Bathybates graueri

In de open wateren van het Tanganyikameer zwemmen grote scholen rovers die jacht maken op andere vissen. Eén van die soorten is Bathybates graueri. Met een lengte tot 30 cm., en een lichaam en vinnen om snel mee te zwemmen, worden deze soorten ook wel de makrelen of barracudas van het Tanganyikameer genoemd. Ze voeden zich voornamelijk met Clupeidae, te weten de “Tanganyika-sardines” Limnothrissa en Stolothrissa. Maar ook Xenotilapia, Cyprichromis en andere cichliden staan op het menu. Om de “sardines” te kunnen bejagen, hebben de soorten Bathybates en Hemibates het ruime sop moeten kiezen. Een evolutionaire stap die deze soorten tot de weinige cichliden laat behoren niet gebonden zijn aan territorium, kust of bodem. Bathybates heeft zich uiteindelijk het sterkst tot open water-jager in optima forma ontwikkeld. Om de weerstand met het water te verminderen, hebben ze secundaire schubben ontwikkeld die de ruimtes tussen de grotere primaire schubben opvullen. Ze zijn zilverkleurig met zwarte vlekken en, heel opvallend, hebben vooraan op het lichaam verticale zwarte strepen en achteraan horizontale strepen.

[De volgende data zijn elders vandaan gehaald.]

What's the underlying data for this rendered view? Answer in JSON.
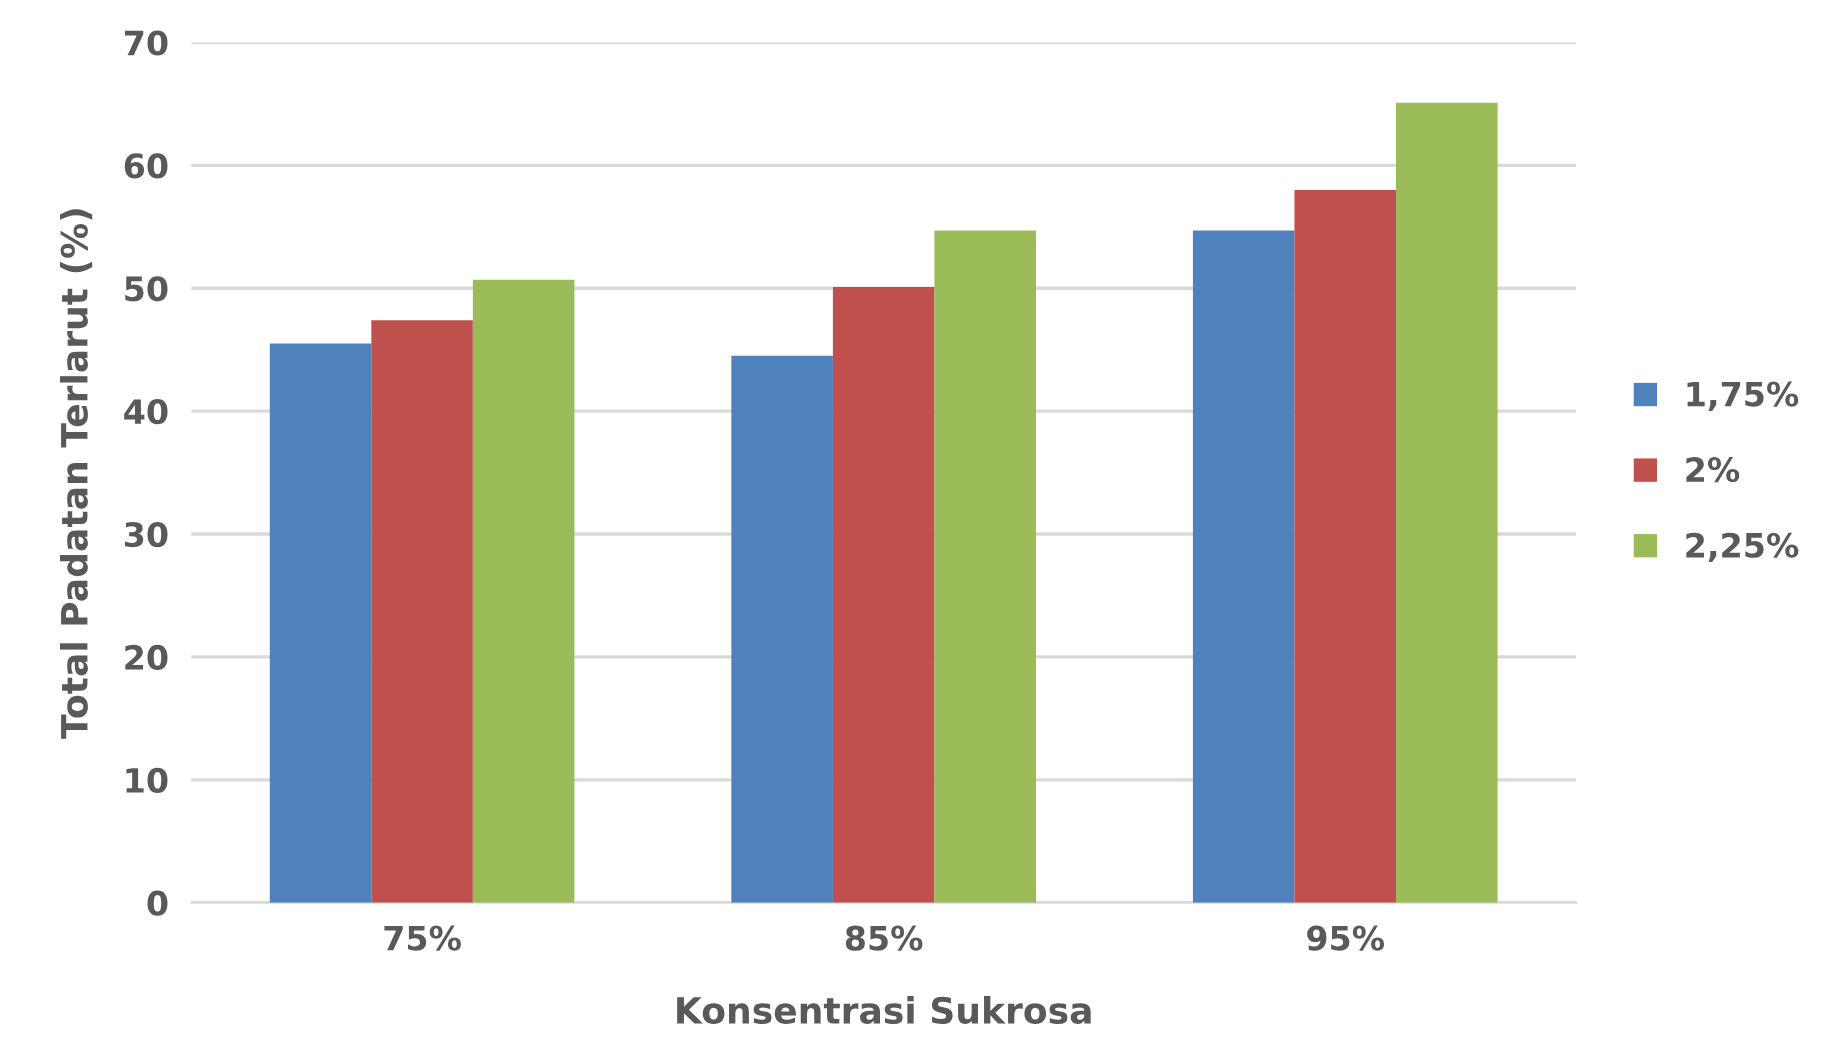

Zoals zoveel Tanganyikacichliden zijn ook dit muilbroeders. Over de kweek is echter nauwelijks iets bekend, omdat het gaat om een soort die ongeschikt is voor de gangbare aquaria. B. graueri wordt dan ook niet in gevangenschap gehouden, voor zover bekend. Wat wel bekend is, is dat ze in open water afzetten

Door hun afmetingen, schoolvorming en zwemlustige gedrag zijn deze vissen alleen geschikt voor zeer ruime bassins met veel open water. Denk daarbij aan de grote aquaria die we uit dierentuinen kennen. Hun dieet maakt het bovendien erg moeilijk om er andere vissen bij te plaatsen die niet aan rotsen gebonden zijn.